A recent approach to improving the reasoning performance of large language models is to not only scale the amount of compute put into training the models, but to increase the amount of useful compute possible at inference time. This new approach is advantageous because not all problems are equally difficult; some can be solved trivially or with memorization, while others require magnitudes more effort. If we can’t scale the amount of compute we are able to put to good use at inference time, then we are stuck with some maximum budget for total flops.
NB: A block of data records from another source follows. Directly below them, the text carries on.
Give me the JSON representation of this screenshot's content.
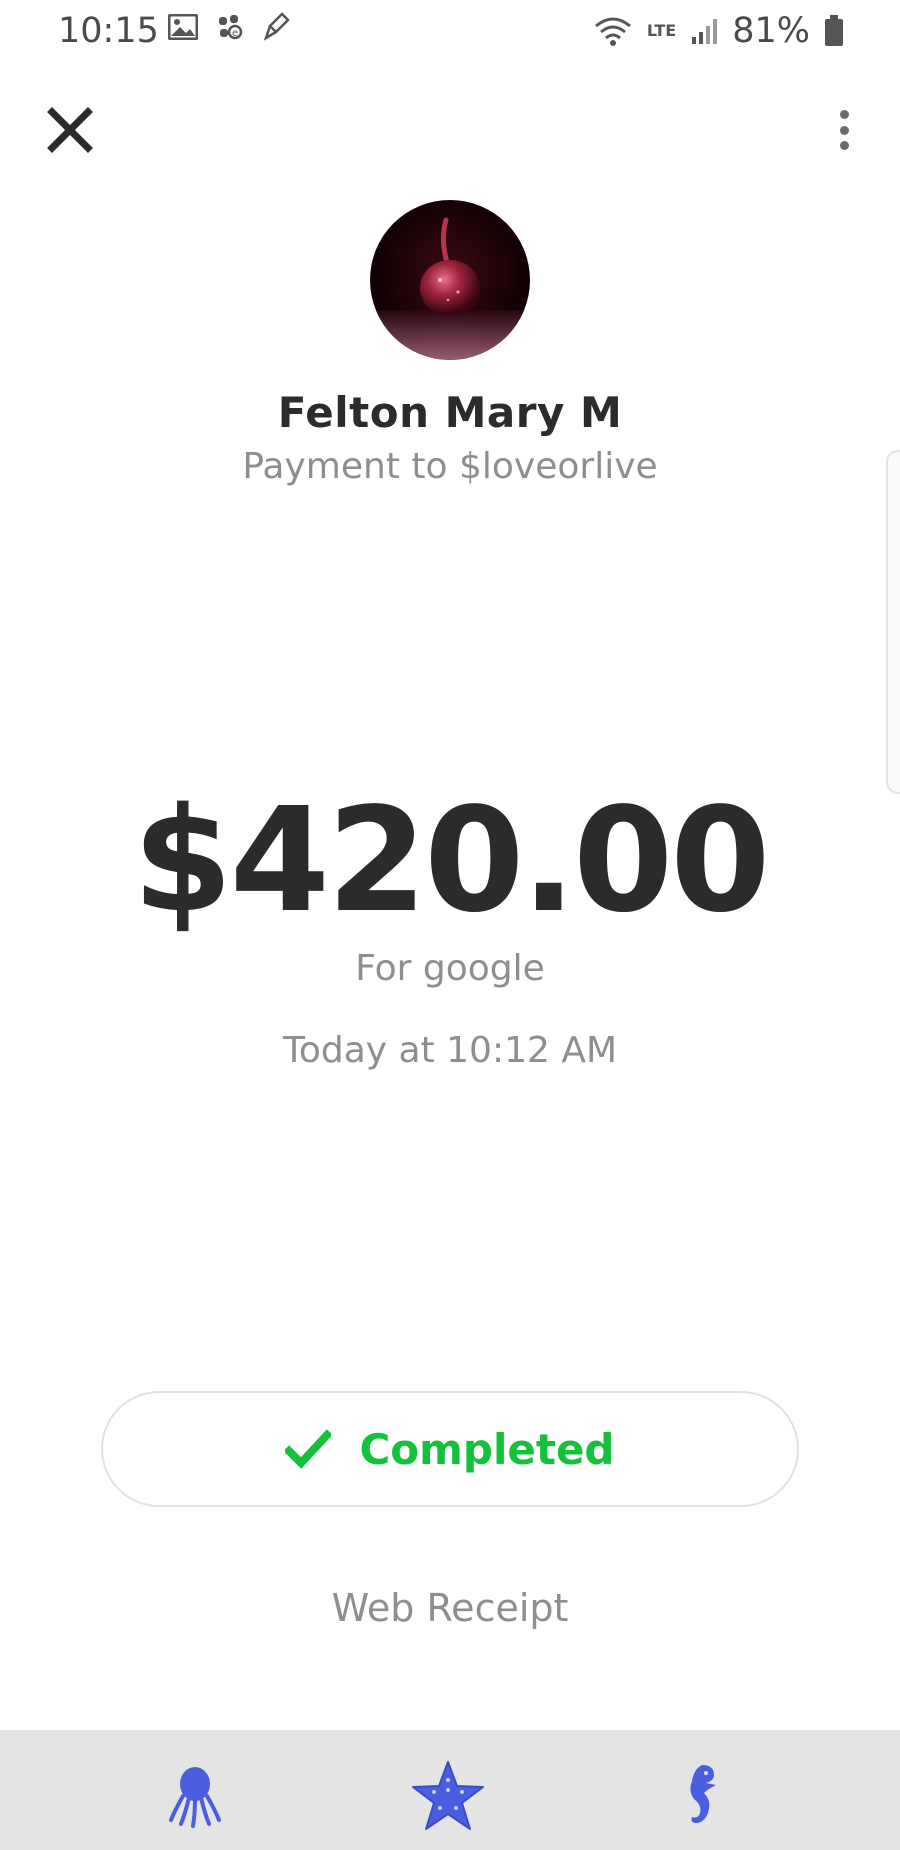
{
  "status_bar": {
    "time": "10:15",
    "network": "LTE",
    "battery_pct": "81%"
  },
  "header": {
    "close_icon": "close-icon",
    "menu_icon": "more-vert-icon"
  },
  "recipient": {
    "name": "Felton Mary M",
    "subtitle": "Payment to $loveorlive",
    "avatar": "cherry-avatar"
  },
  "payment": {
    "amount": "$420.00",
    "note": "For google",
    "datetime": "Today at 10:12 AM"
  },
  "status": {
    "label": "Completed",
    "icon": "check-icon",
    "color": "#13c13a"
  },
  "links": {
    "receipt": "Web Receipt"
  },
  "bottom_nav": {
    "items": [
      "octopus-icon",
      "starfish-icon",
      "seahorse-icon"
    ],
    "icon_color": "#4a5fe0"
  }
}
For many problems, namely design problems, this is especially important. Design problems are those problems which can be solved in many (usually an in infinite number of) ways, and for which the quality of solutions is highly multidimensional. Often times with design problems, it may not be clear ahead of time what all the dimensions of quality are (or, they might even be likely to change over time). For these problems, it’s possible that two potential solutions may be very close to one another in design space, yet one of them may meet only some of the quality dimensions in a mediocre fashion yet the other could surpass all of the considered criteria dimensions while being simpler / less costly. This is not the case for many other types of problems; for example: solving closed-form algebra problems is not a design problem, because all solutions work equally well and are equally costly. However, an algorithm for solving closed-form algebra problems IS a design problem. Some examples of design problems include essays, poetry, art, software / programs, user interfaces, clothes. Anything that is used by a human or that can be considered to have an interface is subject to design (and design principles).
Design problems take some minimum bar of compute / intelligence / effort to solve at all, but the nature of them is that the more consideration, effort, experience, or expertise going into the problem, the better the solutions are that can be produced. For non-design problems, solutions (and often the optimality of solutions) are easy to prove. Design problems, on the other hand, require taste. For non-design problems that can be clearly articulated, it may be fine to hire / put someone to work on the problem that is inexperienced, because it can be easy to verify the solution. But putting an inexperienced person on an important design problem is a bad idea because the problem may appear to be solved appropriately, when in fact, major potential benefits of alternative solutions could have been left undiscovered.